PHARMACOKINETICS AND PHARMACODYNAMICS OF METHYLPREDNISOLONE IN OBESITY

Methylprednisolone pharmacokinetics and its directly suppressive effects on plasma cortisol, blood histamine (basophils), and circulating helper T cells were evaluated in six obese (at least 35% above ideal body weight) men and six nonobese male volunteers. Methylprednisolone doses of 0.6 mg/kg total body weight were administered as the 21-succinate sodium salt. Absolute clearance (in liters per hour) of methylprednisolone was 40% less in the obese subjects. Total volume of distribution (V(ss)) of methylprednisolone was unchanged (about 120 L), but when normalized for total body weight, V(SS) per kilogram was less in obesity. The patterns of cortisol, blood histamine, and helper T cell responses after methylprednisolone administration were similar in both groups, but more profound effects were observed in the obese subjects.
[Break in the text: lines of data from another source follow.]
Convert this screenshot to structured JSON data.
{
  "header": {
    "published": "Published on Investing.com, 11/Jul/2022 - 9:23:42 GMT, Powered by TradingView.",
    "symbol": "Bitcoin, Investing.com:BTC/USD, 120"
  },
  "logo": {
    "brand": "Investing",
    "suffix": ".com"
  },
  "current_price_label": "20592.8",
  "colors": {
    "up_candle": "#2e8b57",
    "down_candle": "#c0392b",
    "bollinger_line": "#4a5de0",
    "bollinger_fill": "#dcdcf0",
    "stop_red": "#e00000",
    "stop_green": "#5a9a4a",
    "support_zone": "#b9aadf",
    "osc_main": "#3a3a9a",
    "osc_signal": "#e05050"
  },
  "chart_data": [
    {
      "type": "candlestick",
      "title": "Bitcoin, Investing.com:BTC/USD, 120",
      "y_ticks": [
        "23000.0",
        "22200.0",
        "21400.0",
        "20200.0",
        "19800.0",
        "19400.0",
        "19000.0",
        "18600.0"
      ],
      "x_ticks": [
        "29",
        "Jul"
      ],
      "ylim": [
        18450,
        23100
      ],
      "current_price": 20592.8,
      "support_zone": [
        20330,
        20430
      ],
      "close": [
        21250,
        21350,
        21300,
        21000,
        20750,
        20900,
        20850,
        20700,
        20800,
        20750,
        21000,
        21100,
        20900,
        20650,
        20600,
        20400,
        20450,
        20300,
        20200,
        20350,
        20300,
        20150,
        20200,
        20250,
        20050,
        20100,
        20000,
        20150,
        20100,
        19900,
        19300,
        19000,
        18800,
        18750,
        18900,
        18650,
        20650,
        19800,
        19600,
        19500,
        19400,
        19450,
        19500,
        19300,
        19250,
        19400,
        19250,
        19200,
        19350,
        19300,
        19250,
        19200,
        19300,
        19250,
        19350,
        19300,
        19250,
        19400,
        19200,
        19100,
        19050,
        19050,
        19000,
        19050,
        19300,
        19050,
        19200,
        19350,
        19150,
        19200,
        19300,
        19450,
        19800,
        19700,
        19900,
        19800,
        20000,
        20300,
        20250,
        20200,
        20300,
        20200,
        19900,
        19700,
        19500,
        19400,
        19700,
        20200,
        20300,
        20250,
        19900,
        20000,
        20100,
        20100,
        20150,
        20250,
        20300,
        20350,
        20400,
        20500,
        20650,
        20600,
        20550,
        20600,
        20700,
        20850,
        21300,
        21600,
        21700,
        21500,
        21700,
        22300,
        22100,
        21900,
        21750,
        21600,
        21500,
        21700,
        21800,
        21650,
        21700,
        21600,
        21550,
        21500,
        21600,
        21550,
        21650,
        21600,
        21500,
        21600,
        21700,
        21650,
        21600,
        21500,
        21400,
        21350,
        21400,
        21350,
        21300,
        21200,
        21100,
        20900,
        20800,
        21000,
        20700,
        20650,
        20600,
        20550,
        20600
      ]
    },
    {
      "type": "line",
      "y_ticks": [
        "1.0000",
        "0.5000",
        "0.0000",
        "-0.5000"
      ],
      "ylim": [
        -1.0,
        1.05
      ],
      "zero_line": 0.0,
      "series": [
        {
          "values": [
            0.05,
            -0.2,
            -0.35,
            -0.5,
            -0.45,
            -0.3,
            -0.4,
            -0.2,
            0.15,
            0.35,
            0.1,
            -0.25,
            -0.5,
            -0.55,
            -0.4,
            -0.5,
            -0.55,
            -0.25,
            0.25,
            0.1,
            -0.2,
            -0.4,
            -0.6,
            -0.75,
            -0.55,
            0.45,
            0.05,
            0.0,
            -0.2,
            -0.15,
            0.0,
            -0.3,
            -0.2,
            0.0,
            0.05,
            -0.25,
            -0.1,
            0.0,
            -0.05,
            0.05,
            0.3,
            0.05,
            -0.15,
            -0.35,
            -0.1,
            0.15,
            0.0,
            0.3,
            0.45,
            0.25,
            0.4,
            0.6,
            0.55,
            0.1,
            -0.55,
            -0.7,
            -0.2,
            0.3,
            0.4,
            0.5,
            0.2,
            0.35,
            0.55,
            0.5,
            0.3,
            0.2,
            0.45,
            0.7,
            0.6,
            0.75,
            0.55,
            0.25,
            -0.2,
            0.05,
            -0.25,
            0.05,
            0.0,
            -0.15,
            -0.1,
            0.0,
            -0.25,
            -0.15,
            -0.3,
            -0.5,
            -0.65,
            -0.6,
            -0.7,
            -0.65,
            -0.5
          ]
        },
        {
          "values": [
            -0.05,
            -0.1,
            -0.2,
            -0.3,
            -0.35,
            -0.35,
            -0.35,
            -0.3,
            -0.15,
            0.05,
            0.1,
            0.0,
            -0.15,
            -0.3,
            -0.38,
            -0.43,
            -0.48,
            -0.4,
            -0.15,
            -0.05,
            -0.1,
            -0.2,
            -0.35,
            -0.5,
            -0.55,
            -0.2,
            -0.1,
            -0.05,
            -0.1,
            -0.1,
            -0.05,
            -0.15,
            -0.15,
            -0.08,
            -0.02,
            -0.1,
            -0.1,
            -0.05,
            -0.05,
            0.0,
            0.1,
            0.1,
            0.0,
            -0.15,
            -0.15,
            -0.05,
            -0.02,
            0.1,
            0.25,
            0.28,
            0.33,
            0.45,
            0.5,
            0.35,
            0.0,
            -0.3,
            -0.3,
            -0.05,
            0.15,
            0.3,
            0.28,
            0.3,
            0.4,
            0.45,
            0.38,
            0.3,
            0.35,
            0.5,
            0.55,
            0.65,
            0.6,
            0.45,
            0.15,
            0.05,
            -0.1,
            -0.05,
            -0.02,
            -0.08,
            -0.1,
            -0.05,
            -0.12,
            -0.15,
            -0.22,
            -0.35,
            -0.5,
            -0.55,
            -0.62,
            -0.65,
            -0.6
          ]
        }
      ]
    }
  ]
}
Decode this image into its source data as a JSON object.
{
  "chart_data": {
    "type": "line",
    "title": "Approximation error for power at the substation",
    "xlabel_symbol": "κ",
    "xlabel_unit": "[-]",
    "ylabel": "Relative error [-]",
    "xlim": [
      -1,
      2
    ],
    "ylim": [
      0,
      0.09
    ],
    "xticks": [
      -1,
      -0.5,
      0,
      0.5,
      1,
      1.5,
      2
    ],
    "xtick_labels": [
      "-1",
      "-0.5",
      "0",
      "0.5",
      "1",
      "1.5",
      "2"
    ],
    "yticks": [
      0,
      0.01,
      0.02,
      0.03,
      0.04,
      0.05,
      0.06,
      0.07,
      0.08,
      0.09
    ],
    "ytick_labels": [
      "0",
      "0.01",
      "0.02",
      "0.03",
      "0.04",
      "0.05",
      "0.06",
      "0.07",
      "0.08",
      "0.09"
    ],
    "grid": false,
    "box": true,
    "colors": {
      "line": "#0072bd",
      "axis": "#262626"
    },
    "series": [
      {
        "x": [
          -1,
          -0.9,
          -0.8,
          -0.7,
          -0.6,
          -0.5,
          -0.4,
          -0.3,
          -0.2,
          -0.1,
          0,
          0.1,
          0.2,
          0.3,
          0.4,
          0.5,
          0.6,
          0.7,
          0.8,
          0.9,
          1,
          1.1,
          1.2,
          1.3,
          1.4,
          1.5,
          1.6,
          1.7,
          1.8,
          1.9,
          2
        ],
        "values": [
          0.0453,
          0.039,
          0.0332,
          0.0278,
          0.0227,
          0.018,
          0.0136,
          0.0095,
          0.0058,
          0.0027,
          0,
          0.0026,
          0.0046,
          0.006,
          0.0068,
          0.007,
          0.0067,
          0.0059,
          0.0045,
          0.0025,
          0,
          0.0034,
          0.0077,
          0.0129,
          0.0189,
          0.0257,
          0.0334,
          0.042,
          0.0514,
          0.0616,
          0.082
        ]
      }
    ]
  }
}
Pharmacodynamic models were applied for these immediate effects of methylprednisolone based on the premise that receptor interactions of steroids are followed by rapid suppression of the circadian rhythm of cortisol and recirculation of basophils and helper T cells, which persist until inhibitory concentrations (IC50) of methylprednisolone disappear. Similar IC50 values for the three effects were obtained in both groups, indicating no intrinsic pharmacodynamic differences in sensitivity to these methylprednisolone effects in obesity. However, methylprednisolone should be administered on the basis of ideal body weight, and the dosing interval should be potentially lengthened because of decreased methylprednisolone clearance in obesity.